The Boating Industry Top 100 dealers represent some of the best boat dealers in North America. In the Top 100 Spotlight, we share some of their best practices.

It furthers the mission of the Top 100 program: to not only recognize the best dealers, but to share their knowledge and experience with the entire industry.

This month, we share Lake Union Sea Ray’s practices for building a successful marketing budget and plan.

At Lake Union Sea Ray, marketing is much more than an afterthought. Because it is so vital to the dealership’s success, it needs to be treated differently from other aspects of the business.

This begins with the budgeting process. Marketing is the biggest variable expense for the dealership.

“For something that can be 6 or 8 percent of our total expenses, that’s a pretty sizable number. It’s big enough to merit its own sub-process,” said Andreas Majewski, controller at Lake Union Sea Ray. “Any dealer who spends some time doing search engine optimization, is halfway sophisticated in online stuff, and runs a boat show or two … might benefit from this.”

This is a standard procedure; much of the dealership’s budget, whenever possible, is variable and “real time.” The controller, who has over eight years of budgeting experience with Lake Union Sea Ray in addition to his CPA and MBA, manages this.

The marketing manager prepares a realistic “wishlist” budget based on the events, shows, broadcasts and other expenditures she wants to execute in the coming year.

Blending digital media with a traditional marketing medium has led to huge boat show success for Lake Union Sea Ray.

Blending digital media with a traditional marketing medium has led to huge boat show success for Lake Union Sea Ray.

“It’s very flexible. It’s not that the budget is set and then we just let it run its course – it’s constantly changing and we change it based on the environment, essentially,” said Kay Woltman, marketing manager at Lake Union Sea Ray. “It’s not too far different than how any other budget would work; we just really make it separate from the big umbrella, if you will.”

The budget is then aligned with the sales and P&S budgets, ultimately adjusted up or down based on projected gross and net income figures.

“You’re not spending dollars in certain months that essentially you wouldn’t be able to afford. There’s a nice sense of checks and balances, and understanding what our customers want,” said Woltman.

Events are key to that budget, and having a separate budget has allowed Lake Union Sea Ray to try new things and take marketing risks, which ultimately pay off. The dealership created a custom website for its featured boats displayed at the Seattle Boat Show,, which included photos, videos and descriptions for each model. The website was also used for lead enhancement by allowing customers to register for a VIP appointment at the show. With its custom website, Lake Union Sea Ray also incorporated a boat demo opportunity for qualified customers at the show.
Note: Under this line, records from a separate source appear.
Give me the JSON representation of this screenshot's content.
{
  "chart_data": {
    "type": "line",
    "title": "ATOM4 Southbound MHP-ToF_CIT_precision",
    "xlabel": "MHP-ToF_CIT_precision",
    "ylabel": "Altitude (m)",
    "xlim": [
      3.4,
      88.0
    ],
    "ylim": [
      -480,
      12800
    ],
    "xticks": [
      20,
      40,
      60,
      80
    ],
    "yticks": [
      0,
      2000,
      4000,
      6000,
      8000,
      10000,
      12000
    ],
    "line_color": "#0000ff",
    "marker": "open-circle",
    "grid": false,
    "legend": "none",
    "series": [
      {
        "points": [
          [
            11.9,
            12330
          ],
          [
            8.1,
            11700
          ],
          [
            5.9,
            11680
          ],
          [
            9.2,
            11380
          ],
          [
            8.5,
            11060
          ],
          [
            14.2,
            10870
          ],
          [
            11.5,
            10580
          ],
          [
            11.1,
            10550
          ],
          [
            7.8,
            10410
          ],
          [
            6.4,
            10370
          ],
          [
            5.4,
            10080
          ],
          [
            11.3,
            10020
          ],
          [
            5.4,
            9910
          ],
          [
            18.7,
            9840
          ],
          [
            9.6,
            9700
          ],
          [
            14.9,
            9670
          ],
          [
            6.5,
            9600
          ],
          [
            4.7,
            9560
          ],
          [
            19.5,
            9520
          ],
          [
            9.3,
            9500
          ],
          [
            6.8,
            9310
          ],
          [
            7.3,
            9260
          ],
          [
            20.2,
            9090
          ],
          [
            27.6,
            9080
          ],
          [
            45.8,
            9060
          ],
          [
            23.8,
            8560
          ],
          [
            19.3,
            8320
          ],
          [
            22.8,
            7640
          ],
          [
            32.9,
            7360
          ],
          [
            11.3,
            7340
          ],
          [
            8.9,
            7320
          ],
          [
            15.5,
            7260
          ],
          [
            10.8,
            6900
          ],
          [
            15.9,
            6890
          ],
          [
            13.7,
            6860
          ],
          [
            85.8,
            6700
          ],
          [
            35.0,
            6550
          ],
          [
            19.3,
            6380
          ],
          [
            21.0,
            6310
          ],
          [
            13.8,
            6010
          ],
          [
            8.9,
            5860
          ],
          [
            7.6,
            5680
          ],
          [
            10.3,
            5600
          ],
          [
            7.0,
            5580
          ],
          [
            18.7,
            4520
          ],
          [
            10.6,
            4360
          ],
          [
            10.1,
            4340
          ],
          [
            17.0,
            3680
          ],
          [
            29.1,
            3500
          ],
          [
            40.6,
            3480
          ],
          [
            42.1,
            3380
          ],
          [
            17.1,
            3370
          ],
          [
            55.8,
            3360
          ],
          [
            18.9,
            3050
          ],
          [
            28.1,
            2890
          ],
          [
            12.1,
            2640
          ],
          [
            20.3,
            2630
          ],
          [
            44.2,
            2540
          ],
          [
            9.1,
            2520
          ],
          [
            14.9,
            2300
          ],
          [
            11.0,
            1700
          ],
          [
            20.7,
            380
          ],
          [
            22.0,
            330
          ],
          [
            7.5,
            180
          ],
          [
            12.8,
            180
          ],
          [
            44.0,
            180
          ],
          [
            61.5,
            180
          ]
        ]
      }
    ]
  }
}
The dealership named a finalist for one of the Best Ideas of 2016 at the Marine Dealer Conference & Expo thanks to this strategy.

Lake Union also uses its budget to target digital audiences in promoting its events, as well as the dealership in general, as Woltman sees digital as “traditional marketing.” Lake Union’s marketing consists of utilizing online inventory exports like Boat Trader and Craigslist, social media management, search engine marketing, search engine optimization, email marketing and more.

“You have to be responsive. It’s not like ‘We’re just going to let it go and see how the first six months of the year go.’ We’re looking at this budget weekly,” said Woltman. “Digital is so measurable. So you know if something’s working or if it’s not.”

Using digital marketing as the main advertising medium in the dealership has given Lake Union Sea Ray the freedom and flexibility to try different campaigns and – if they are not working – change the messaging.

All it requires is a small time investment to track every day.

“It’s not like running [and] producing a TV spot, and you buy a TV schedule,” said Woltman. “You let it run because you can’t afford to produce another or different commercial that quickly, and it costs a lot of money to do that, so you kind of sit back and wait, and hope that it works.

“With [digital ad campaigns], you don’t have to. It can be done differently – you just have to make sure you’re managing through it every day, what’s working and what isn’t and adjusting it accordingly,” Woltman added. “It’s nice to be able to also not be bound to these crazy media schedules and you’re buying all these spots. Now it’s all about impressions.”